Can a diversity advocate serve two masters? A Loudoun County advocate tasked with outreach to the minority community has been ousted, despite rave reviews and strident support from the minority community. The county itself, however, apparently did not like her performance (hints in the article point to her being too aggressive).

ICE is reporting that tougher enforcement against employers who hire undocumented/illegal immigrants is coming up.

Illegal/undocumented college students face anxiety about their future. Following up on a theme, I'm not all that keen on deporting B+-average UCLA grads.

Buried in this piece on that same issue comes a shocking policy out of Virginia: apparently, state universities are allowed to decide "on a case-by-case basis" whether U.S.-born child of illegal immigrants (also known as U.S. citizens) should be allowed in-state tuition.

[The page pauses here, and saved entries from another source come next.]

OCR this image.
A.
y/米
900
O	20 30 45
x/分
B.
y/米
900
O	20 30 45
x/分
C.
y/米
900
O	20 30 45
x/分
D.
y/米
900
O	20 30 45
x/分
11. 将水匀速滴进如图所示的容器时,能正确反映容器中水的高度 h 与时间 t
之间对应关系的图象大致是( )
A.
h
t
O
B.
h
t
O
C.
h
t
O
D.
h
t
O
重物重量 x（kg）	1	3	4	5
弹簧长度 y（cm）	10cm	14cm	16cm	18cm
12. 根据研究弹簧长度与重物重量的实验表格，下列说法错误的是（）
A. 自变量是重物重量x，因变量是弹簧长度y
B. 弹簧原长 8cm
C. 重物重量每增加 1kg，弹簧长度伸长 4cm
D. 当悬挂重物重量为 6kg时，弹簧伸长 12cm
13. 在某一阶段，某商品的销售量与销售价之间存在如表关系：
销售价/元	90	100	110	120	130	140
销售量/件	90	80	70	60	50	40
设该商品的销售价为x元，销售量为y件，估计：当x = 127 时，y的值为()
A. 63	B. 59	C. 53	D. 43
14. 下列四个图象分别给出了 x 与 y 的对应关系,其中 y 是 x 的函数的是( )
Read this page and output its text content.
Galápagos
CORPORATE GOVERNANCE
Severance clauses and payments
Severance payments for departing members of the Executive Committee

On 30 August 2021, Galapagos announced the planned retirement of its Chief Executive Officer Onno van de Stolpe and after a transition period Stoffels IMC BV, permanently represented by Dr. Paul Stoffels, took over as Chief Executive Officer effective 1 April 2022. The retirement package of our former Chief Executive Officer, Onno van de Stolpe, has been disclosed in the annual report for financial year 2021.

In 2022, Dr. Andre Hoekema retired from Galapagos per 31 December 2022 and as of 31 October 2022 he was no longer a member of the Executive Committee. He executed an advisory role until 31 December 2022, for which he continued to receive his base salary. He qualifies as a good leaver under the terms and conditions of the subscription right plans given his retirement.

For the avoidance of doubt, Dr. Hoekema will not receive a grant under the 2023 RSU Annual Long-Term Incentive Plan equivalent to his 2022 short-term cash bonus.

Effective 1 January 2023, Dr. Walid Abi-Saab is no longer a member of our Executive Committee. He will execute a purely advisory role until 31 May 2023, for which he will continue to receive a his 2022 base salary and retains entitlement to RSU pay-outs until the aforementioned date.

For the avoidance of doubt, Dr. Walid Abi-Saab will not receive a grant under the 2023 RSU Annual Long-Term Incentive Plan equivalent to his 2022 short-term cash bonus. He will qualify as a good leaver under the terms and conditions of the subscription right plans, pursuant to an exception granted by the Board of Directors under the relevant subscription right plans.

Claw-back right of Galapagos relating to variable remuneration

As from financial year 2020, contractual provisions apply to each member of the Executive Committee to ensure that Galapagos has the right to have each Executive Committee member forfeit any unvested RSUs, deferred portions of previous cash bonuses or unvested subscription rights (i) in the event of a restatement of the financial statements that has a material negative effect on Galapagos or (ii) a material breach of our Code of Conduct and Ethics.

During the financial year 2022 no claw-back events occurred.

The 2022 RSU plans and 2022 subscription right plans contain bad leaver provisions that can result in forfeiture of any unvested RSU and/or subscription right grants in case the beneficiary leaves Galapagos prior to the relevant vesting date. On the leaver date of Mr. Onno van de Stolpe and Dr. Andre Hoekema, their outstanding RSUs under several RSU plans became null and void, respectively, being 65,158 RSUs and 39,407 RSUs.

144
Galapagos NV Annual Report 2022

Girl Detective at Feministe has a post up that I'm thrilled to see: This is What Anti-Semitism Looks Like.

2 comments:

Stentor said...

Saying "illegal/undocumented" is actually more annoying than when you just said "illegal." (It also defeats one important rationale for the "undocumented" term, which is to avoid making 'they're lawbreakers!' central to the framing.)

PG said...

There's a little bit of difference between being an illegal immigrant and an undocumented worker. An undocumented worker does not have the proper papers to work in a particular country. For example, holders of student visas are limited in their ability to work; a Rhodes Scholar at Oxford doesn't have the right to take a job in the UK. Holders of H1 visas can work only for the employers who got the visas for them.

An illegal immigrant entered the country illegally with the intent to remain beyond merely the time needed to obtain an education, complete a work project, etc.

There are problems likely to affect illegal immigrants (such as getting shot by overenthusiastic Minutemen, or being threatened by the "coyotes" that brought them over) that do not affect people whose presence in the country is legal but whose work is not. Collapsing all the various kinds of people who are not permanent residents/ citizens of the U.S. into simply "undocumented workers" over-simplifies immigration, education and labor issues.